Reynolds Number

The Reynolds number is the most important dimensionless number in fluid dynamics and provides a criterion for determining dynamic similarity. If two similar objects of possibly different sizes in perhaps different fluids with different flowrates will have similar fluid flow around them, they are said to be dynamically similar. It is named after Osborne Reynolds (1842-1912), who proposed it in 1883. Typically it is given as follows:
\mathit{Re} = {\rho v_{s} L\over \mu}
or
\mathit{Re} = {v_{s} L\over \nu} \; .
With:
  • vs - mean fluid velocity,
  • L - characteristic length (equal to diameter 2r if a cross-section is circular),
  • μ - (absolute) dynamic fluid viscosity,
  • ν - kinematic fluid viscosity: ν = μ / ρ,
  • ρ - fluid density.
The Reynolds number is the ratio of inertial forces (vsρ) to viscous forces (μ/L) and is used for determining whether a flow will be laminar or turbulent. Laminar flow occurs at low Reynolds numbers, where viscous forces are dominant, and is characterized by smooth, constant fluid motion, while turbulent flow, on the other hand, occurs at high Reynolds numbers and is dominated by inertial forces, producing random eddies, vortices and other flow fluctations. The transition between laminar and turbulent flow is often indicated by a critical Reynolds number (Recrit), which depends on the exact flow configuration and must be determined experimentally. Within a certain range around this point there is a region of gradual transition where the flow is neither fully laminar nor fully turbulent, and predictions of fluid behaviour can be difficult. For example, within circular pipes the critical Reynolds number is generally accepted to be 2300, where the Reynolds number is based on the pipe diameter and the mean velocity vs within the pipe, but engineers will avoid any pipe configuration that falls within the range of Reynolds numbers from about 2000 to 4000 to ensure that the flow is either laminar or turbulent.

The similarity of flows

In order for two flows to be similar they must have the same geometry and equal Reynolds numbers. When comparing fluid behaviour at homologous points in a model and a full-scale flow, the following holds:
\mathit{Re}^{\star} = \mathit{Re} \; , \quad\quad {p^{\star}\over \rho^{\star} {v^{\star}}^{2}} = {p\over \rho v^{2}} \; ,
where quantities marked with * concern the flow around the model and the others the real flow. This allows us to perform experiments with reduced models in water channels or wind tunnels, and correlate the data to the real flows. Note that true dynamic similarity may require matching other dimensionless numbers as well, such as the Mach number used in compressible flows, or the Froude number that governs free-surface flows. Some flows involve more dimensionless parameters than can be practically satisfied with the available apparatus and fluids (preferably air or water), so one is forced to decide which parameters are most important. This is why good experimental modelling requires a fair amount of experience and good judgement.

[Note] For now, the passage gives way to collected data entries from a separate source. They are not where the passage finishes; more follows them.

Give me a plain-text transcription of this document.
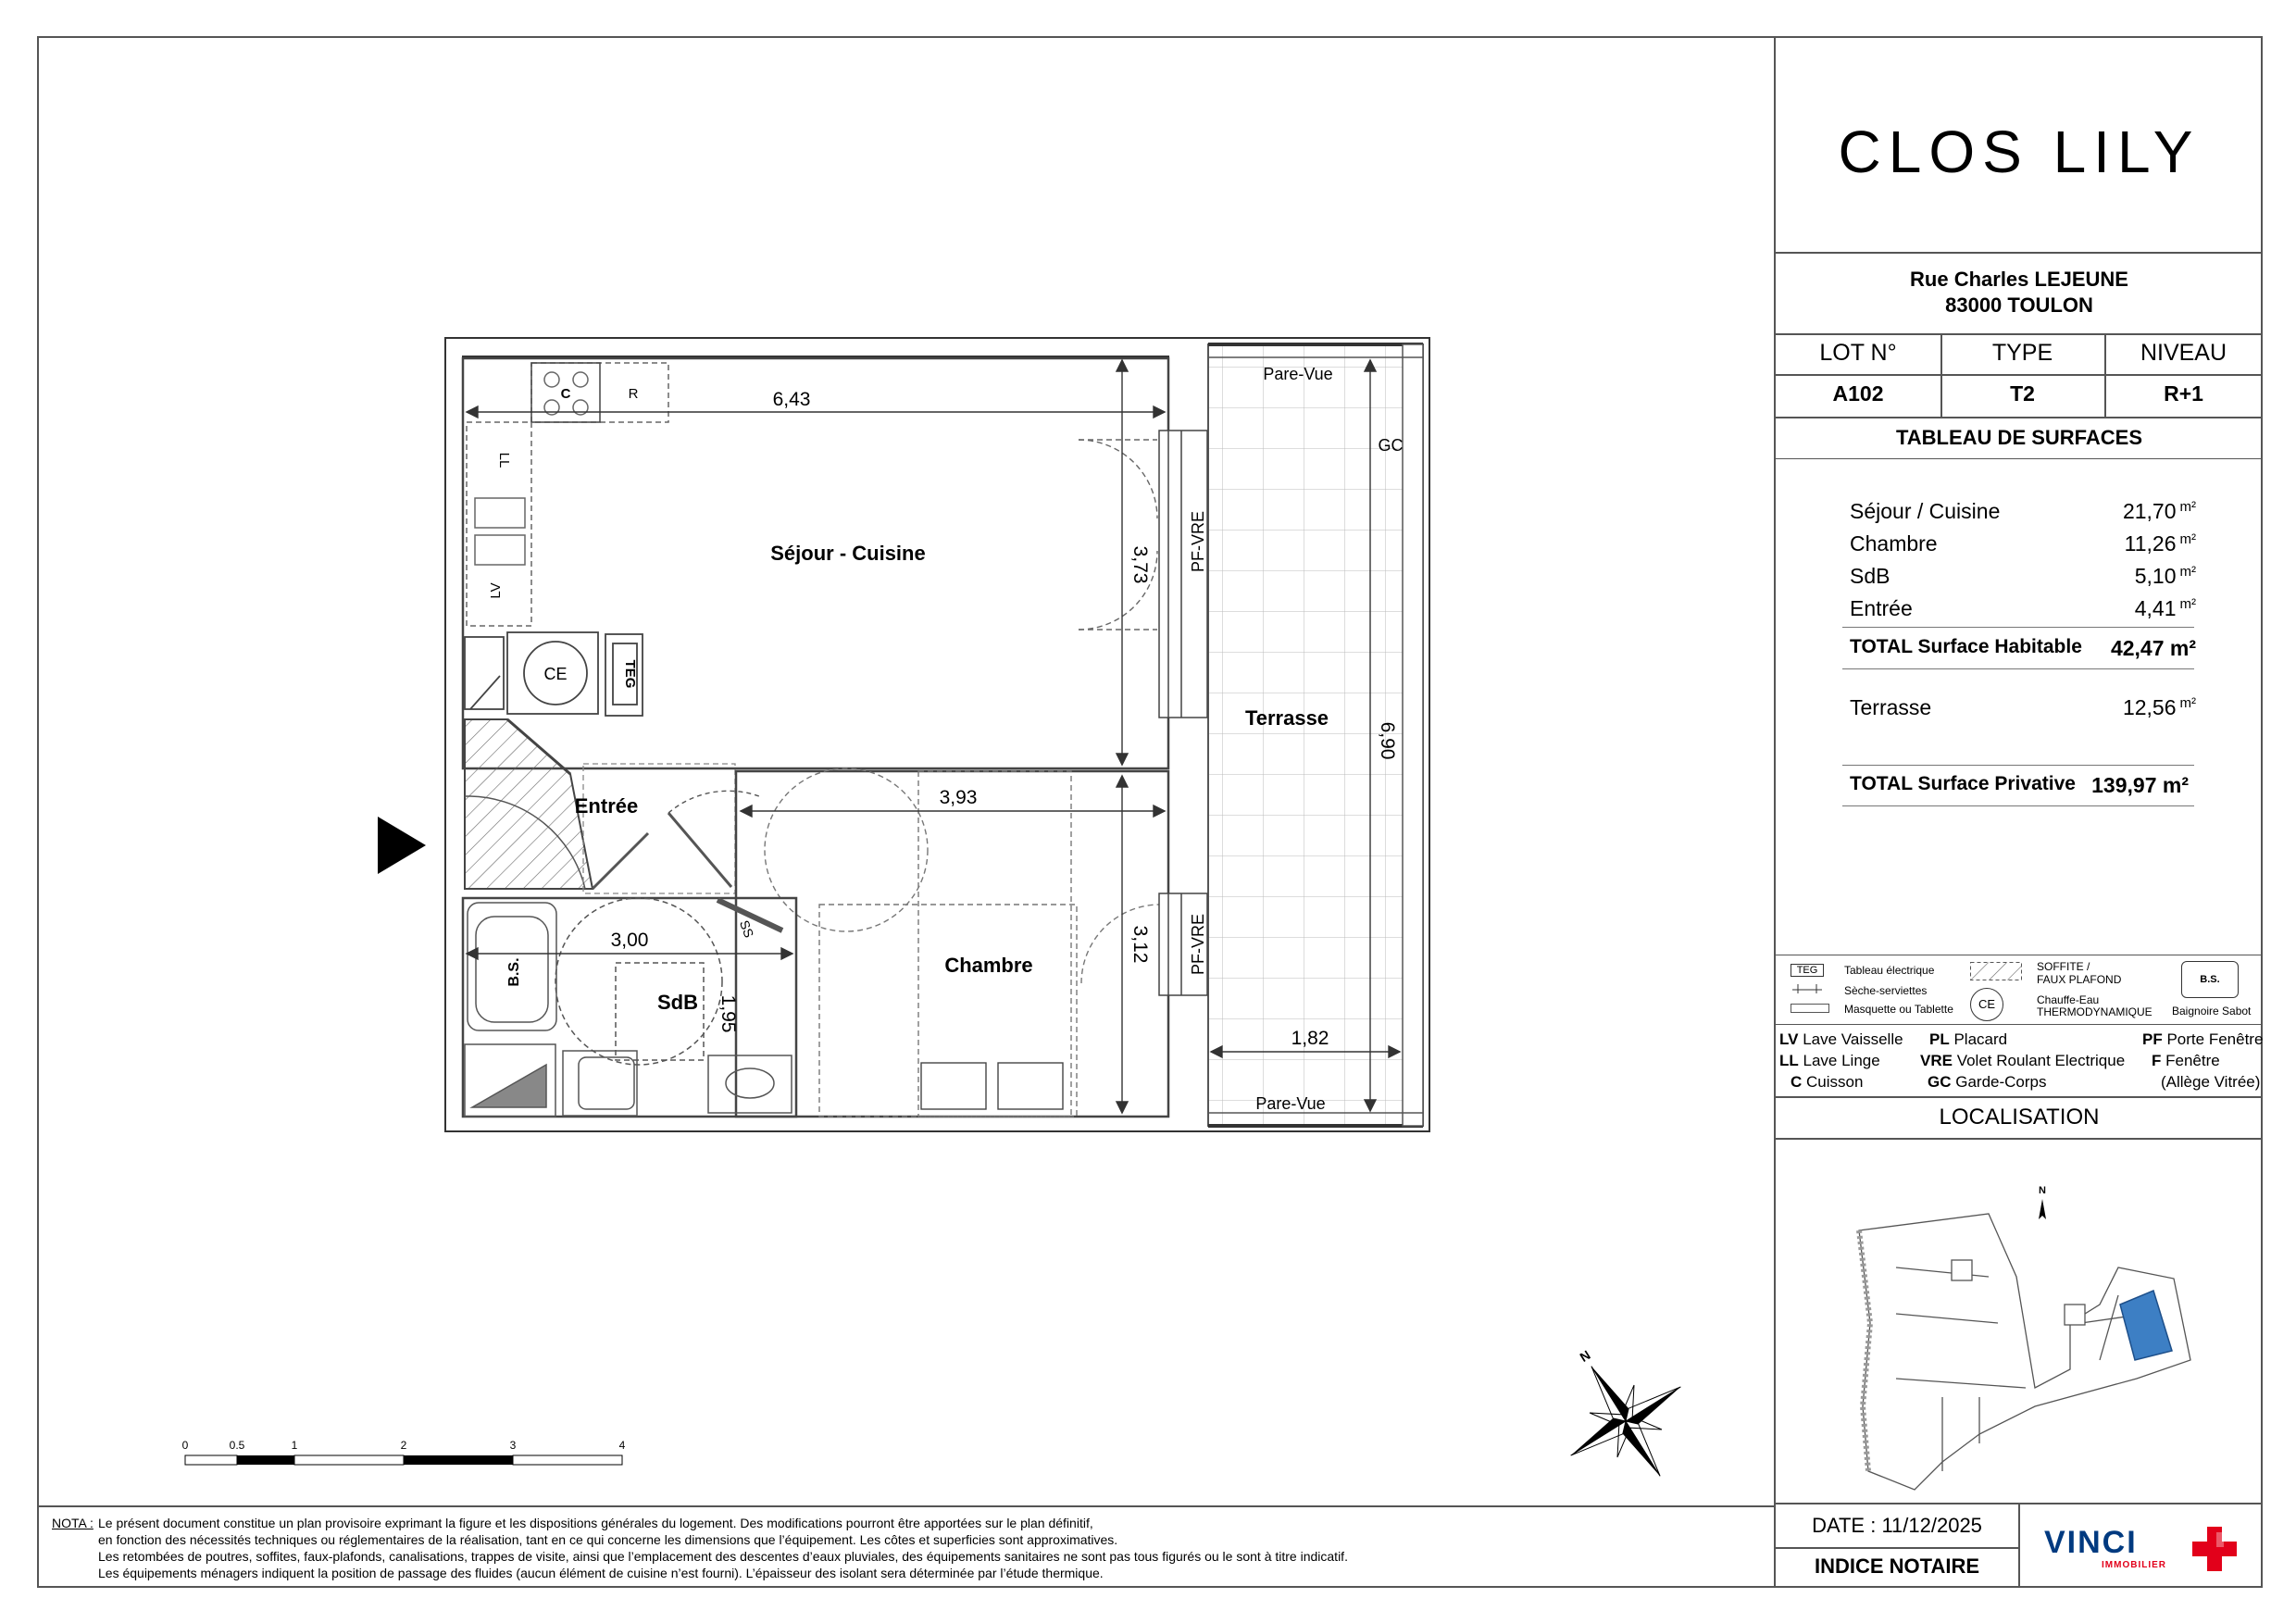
6,43
3,73
6,90
3,93
3,12
3,00
1,95
1,82
Séjour - Cuisine
Terrasse
Entrée
Chambre
SdB
Pare-Vue
Pare-Vue
GC
PF-VRE
PF-VRE
CE
SS
C	R
LL
LV
TEG
B.S.
0	0.5	1	2	3	4
N
CLOS LILY
Rue Charles LEJEUNE
83000 TOULON
LOT N°	TYPE	NIVEAU
A102	T2	R+1
TABLEAU DE SURFACES
Séjour / Cuisine	21,70 $^{m^2}$
Chambre	11,26 $^{m^2}$
SdB	5,10 $^{m^2}$
Entrée	4,41 $^{m^2}$
TOTAL Surface Habitable 42,47 m²
Terrasse	12,56 $^{m^2}$
TOTAL Surface Privative 139,97 m²
TEG	Tableau électrique
Sèche-serviettes
Masquette ou Tablette
SOFFITE /
FAUX PLAFOND
CE	Chauffe-Eau
THERMODYNAMIQUE
B.S.
Baignoire Sabot
LV Lave Vaisselle
LL Lave Linge
C Cuisson
PL Placard
VRE Volet Roulant Electrique
GC Garde-Corps
PF Porte Fenêtre
F Fenêtre
(Allège Vitrée)
LOCALISATION
N
DATE : 11/12/2025
INDICE NOTAIRE
VINCI
IMMOBILIER
NOTA : Le présent document constitue un plan provisoire exprimant la figure et les dispositions générales du logement. Des modifications pourront être apportées sur le plan définitif,
en fonction des nécessités techniques ou réglementaires de la réalisation, tant en ce qui concerne les dimensions que l’équipement. Les côtes et superficies sont approximatives.
Les retombées de poutres, soffites, faux-plafonds, canalisations, trappes de visite, ainsi que l’emplacement des descentes d’eaux pluviales, des équipements sanitaires ne sont pas tous figurés ou le sont à titre indicatif.
Les équipements ménagers indiquent la position de passage des fluides (aucun élément de cuisine n’est fourni). L’épaisseur des isolant sera déterminée par l’étude thermique.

Example on the importance of Reynolds Number

If an aeroplane needs testing of its wing, one can make a scaled down small model of the wing and test the wing as table top model in the lab with the same Reynolds number the actual air plane is subjected to. The results of the lab model will be exactly similar to that of the actual plane wing results. Thus we need not bring a plane into the lab to test it actually. This is the example of "dynamic" "similarity." This is what Reynolds number is all about.